À l’âge où l’humanité est devenue adulte, c’est un mythe. Nous adhérons bien entendu à la complémentarité des corps, où le manque opère le désir. Mais ce n’est pas lui qui nourrit la relation singulière. Pour preuve, quand ce désir est assouvi, quand ce manque est comblé, on ne donne pas cher du couple formé. Ces couples du corps n’ont pas d’identité particulière, sont éphémères. De nombreuses combinaisons sont possibles.

Ces quatre quadras qui parlementent autour de leur plat diététique semblent d’avis que, dans le meilleur des mondes, il n’y aurait pas d’homme, ces êtres le plus souvent infantiles à la recherche d’une mère, et qui d’ailleurs les ont épousées pour avoir une mère plus jeune. Faux procès ou lucidité extrême, je ne saurais le dire tant leur parole me déprime. Me passer des hommes ? J’ai à peine le temps de formuler silencieusement ma question que j’entends l’une d’elle affirmer sans aucune pudeur : « enfin au lit, ce serait triste quand même ».

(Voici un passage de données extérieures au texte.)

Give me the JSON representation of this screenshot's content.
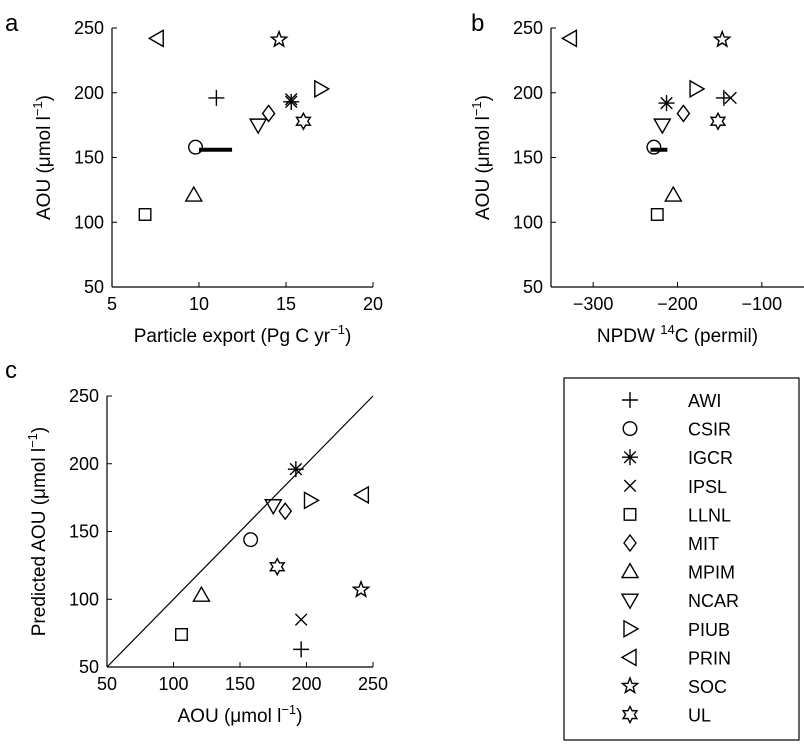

Revoilà mes Lego encastrables qui flottent devant moi, tels de lugubres fantômes : j’ai beau les peindre en rose et bleu pour faire plus homme et femme, plus sexy aussi, rien n’y fait, je ne fantasme plus. Un homme affirmerait peut-être, dans un vocabulaire plus cru, qu’il ne bande plus.

D’un côté l’image, de l’autre la chair, tel est le plaisir, tels sont les mots des âmes sexuées qui n’utilisent pas le même corps psychique pour penser, plus clairement les mêmes canaux émotionnels. Les mots des femmes sont plus ronds, plus évanescents, ceux des hommes plus durs, plus directs. La femme possède l’art de la conversation tandis que l’homme dompte l’impétuosité de ses mots et donc, sur le champ de l’intime, préfère se taire. Pendant qu’il la possède avec son corps, elle le possède avec les mots. La femme a du temps pour développer pendant que l’homme est pressé d’en finir. Dans ce rapport à la parole, la complémentarité homme/femme est difficile à imaginer, nos jeux d’encastrement ont disparu, et il apparaît clairement que ce malentendu originaire a créé dans les rapports humains des discordes et incompréhensions si fortes qu’elles ont creusé entre ces deux clans humains un passif loin d’être réglé.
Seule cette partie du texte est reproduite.